HC Deb 13 December 1955 vol 547 cc169-70W
Mr. Iremonger

asked the Minister of Health what percentage of hospital beds is occupied by patients suffering from mental illness.

Mr. Iain Macleod

About 36 per cent. for mental illness. Including mental deficiency, the figure would be about 42 per cent.

Mr. Iremonger

asked the Minister of Health how many extra mental nurses are required to bring the mental nursing service to a level of numbers considered adequate to cope with optimum staffing requirements of mental hospitals.

Mr. Iain Macleod

The number has been estimated by the hospital authorities at about 10,000, for mental and mental deficiency hospitals. New and up-to-date estimates are now being obtained.

Mr. Iremonger

asked the Minister of Health to what extent mental hospitals recruit mental assistants direct as such or to what extent prospective mental assistants are obliged to join as student nurses and then become mental assistants after failing to qualify as mental nurses.

Mr. Iain Macleod

I have advised the hospital authorities to recruit mental nursing assistants directly, and to exercise careful selection in the recruitment of student nurses, but I have no precise information as to the extent to which these measures are being taken.

Mr. Iremonger

asked the Minister of Health what percentage of student nurses at mental hospitals has failed to qualify as mental nurses; what percentage has become mental assistants; and what percentage has left the service in the last period for which figures are conveniently available.

Mr.

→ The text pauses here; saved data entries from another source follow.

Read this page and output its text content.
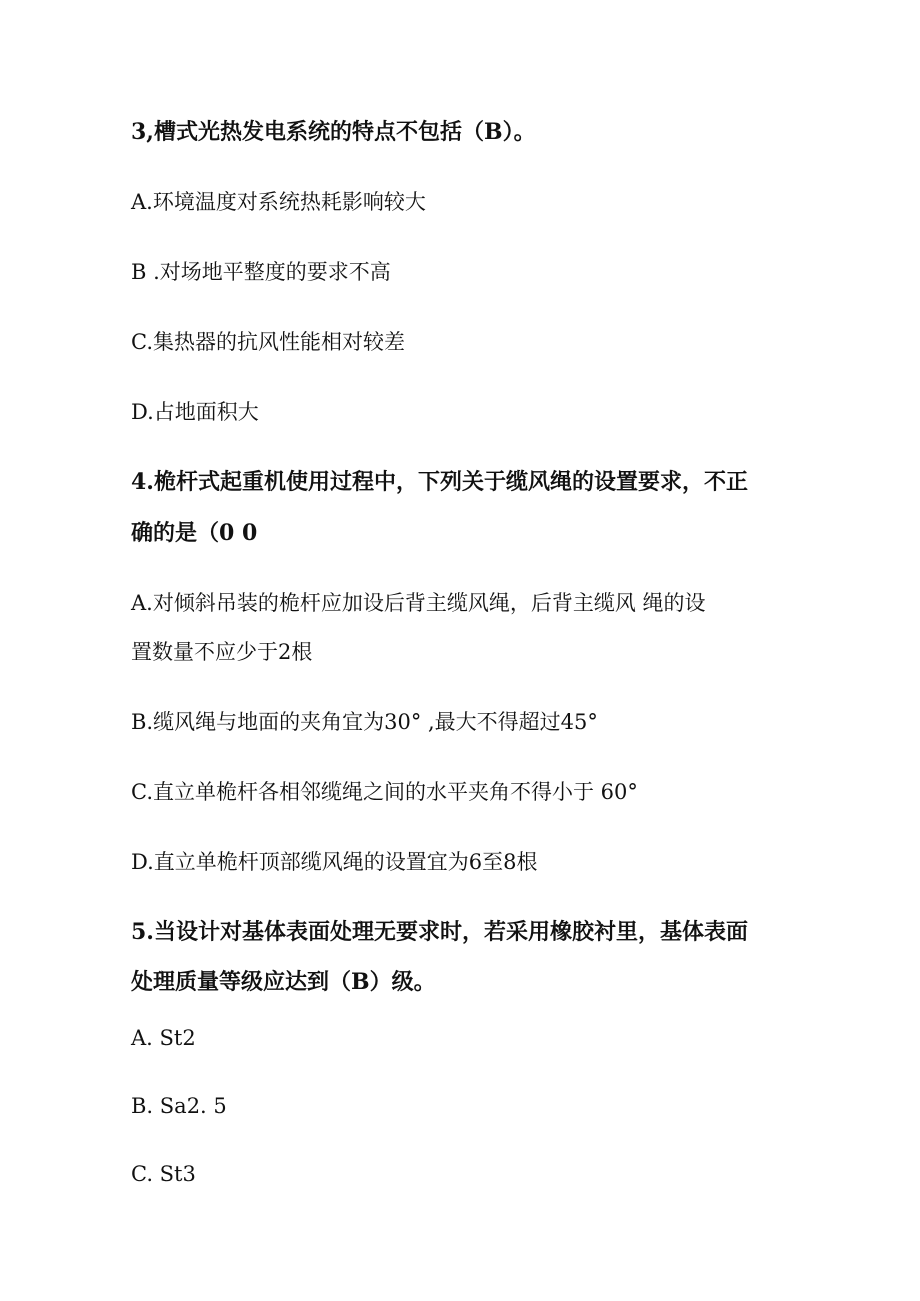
3,槽式光热发电系统的特点不包括（B）。
A.环境温度对系统热耗影响较大
B .对场地平整度的要求不高
C.集热器的抗风性能相对较差
D.占地面积大
4.桅杆式起重机使用过程中，下列关于缆风绳的设置要求，不正
确的是（0 0
A.对倾斜吊装的桅杆应加设后背主缆风绳，后背主缆风 绳的设
置数量不应少于2根
B.缆风绳与地面的夹角宜为30° ,最大不得超过45°
C.直立单桅杆各相邻缆绳之间的水平夹角不得小于 60°
D.直立单桅杆顶部缆风绳的设置宜为6至8根
5.当设计对基体表面处理无要求时，若采用橡胶衬里，基体表面
处理质量等级应达到（B）级。
A. St2
B. Sa2. 5
C. St3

Iain Macleod

The rate of wastage of student mental nurses was estimated, in an investigation covering the years 1948 to 1953, to be about 60 per cent. I have no information to show how many student nurses became nursing assistants and how many left the hospital service.

Mr. Iremonger

asked the Minister of Health the average lapse of time between claim and award of increases of remuneration of mental nurses since the Nurses and Midwives Whitley Council was established; and how this lapse of time compares with awards made in respect of claims by other councils in other services.

Mr. Iain Macleod

The number of increases since the Whitley Council's original salaries came into effect in 1949 is too small for an average to have any significance. In one case the lapse of time between the date of the claim and the operative date of the increase was three months; in another, four. Intervals of this length are quite common in salary negotiations. In the third case, where the claim related to mental nurses only, there was an interval of seventeen months before the award of increases by the arbitration court. This is quite exceptional, both the negotiations and the arbitration proceedings being unusually protracted.